In The Heights star: Latin community has not been welcomed in Hollywood

·4-min read

In The Heights star Anthony Ramos says the film represents “a community that hasn’t particularly been welcomed in Hollywood” over the years.

The movie, an adaptation of the hit musical Lin-Manuel Miranda penned before his juggernaut Hamilton, features a predominantly Latinx cast and is set in the rapidly gentrifying Latin neighbourhood of Washington Heights in New York.

Ramos, who previously starred opposite Miranda in Hamilton on Broadway and takes on the lead role of bodega owner Usnavi, said: “This all started in Lin’s head when he was a kid.

Ramos, right, with co-stars Corey Hawkins and Gregory Diaz IV (Macall Polay/Warner Bros/PA)
Ramos, right, with co-stars Corey Hawkins and Gregory Diaz IV (Macall Polay/Warner Bros/PA)

“He was like, ‘I’m going to write this role for myself. I don’t see a world where someone is going to write a role like this for me, so I’m going to do it for myself and I’m going to do it for my community’ and I think that has a ripple effect.

“It starts with one person, but he worked on this for eight years, and now look at it. It closed on Broadway in 2011, 10 years later and there’s a movie out, and it’s a major motion picture.

“It takes a person to say, ‘This is how I want to do it, I believe in this, we’re not going to try and go get stars, we’re going to get the people we feel are right’.”

He added: “Not only is it a reflection of a community that hasn’t particularly been welcomed in Hollywood for so many years, but it’s also a movie that says, ‘We’re not going to do it the way you want us to do it’ and I think that’s what gets me hyped.”

The West Wing star Jimmy Smits continued: “(It says) that we’re here, and we’re present, and there’s a significance to our life experience, and we have stories to tell and that our stories are specific.

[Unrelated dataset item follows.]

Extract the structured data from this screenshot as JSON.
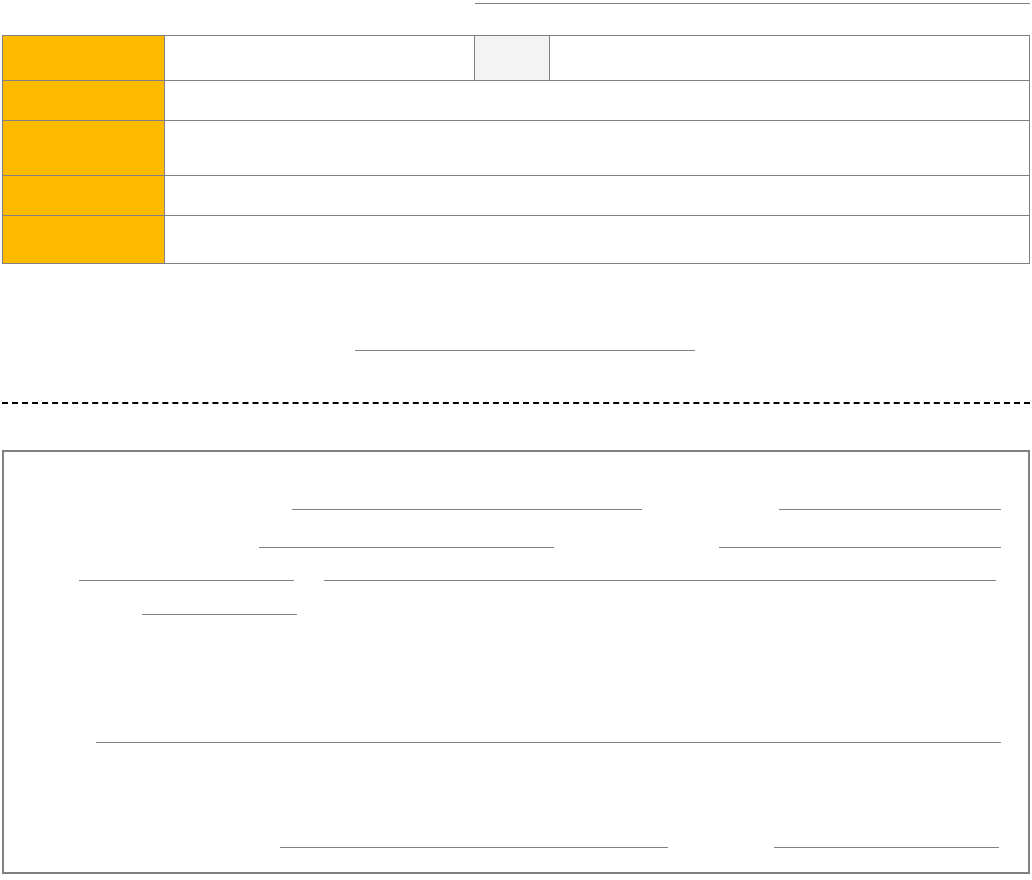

“But at the same (time), everybody goes through the same kind of thing – they’re universal, and that’s what a good film can do.

Jimmy Smits in In The Heights (Macall Polay/Warner Bros/PA)
Jimmy Smits in In The Heights (Macall Polay/Warner Bros/PA)

“I think that Jon (M Chu, the director) was able to tap into that because he comes from a similar immigrant experience as well.

“It might be a different decade with a different wave, but those hopes and dreams are still the same, and that’s what this community has, the positivity of all those hopes and dreams.”

Chu, who previously directed Crazy Rich Asians, said he took a valuable lesson from working on the romantic comedy, which featured an all-Asian and Asian-American cast.

He said: “Crazy Rich Asians really taught me a lot about the importance of that, the power of seeing someone who looks like yourself on the big screen.

Jon M Chu, left, with Lin-Manuel Miranda on set (Macall/Polay/Warner Bros/PA)
Jon M Chu, left, with Lin-Manuel Miranda on set (Macall/Polay/Warner Bros/PA)

“I understood that intellectually – I did not understand it fully until seeing it with an audience and people hanging out in the lobby and telling their friends and bringing their grandmothers, and that’s beyond Asian-American people, and them wanting to know, ‘Oh, what’s that music like? What’s that food like?’ I want to go to Singapore’.

“I knew that the opportunity for that for Washington Heights was there, and I knew the personal connection that Lin and Quiara (Alegria Hudes, the screenwriter) had – they still live in that neighbourhood.

“So for me, it was personal. It was personal to make sure we did it right, that I could make room with my experiences, to elbow out whatever needed to be elbowed out, get the resources we need to get to communicate why they love this neighbourhood, and I could fall in love with it too.

“And I did – I even named my son Heights, he was born during the movie, because it was just so beautiful and I wanted to say that word every day of my life, and I wanted him to hear that word. So it became very, very personal quickly.”

In The Heights is released in UK cinemas on June 18.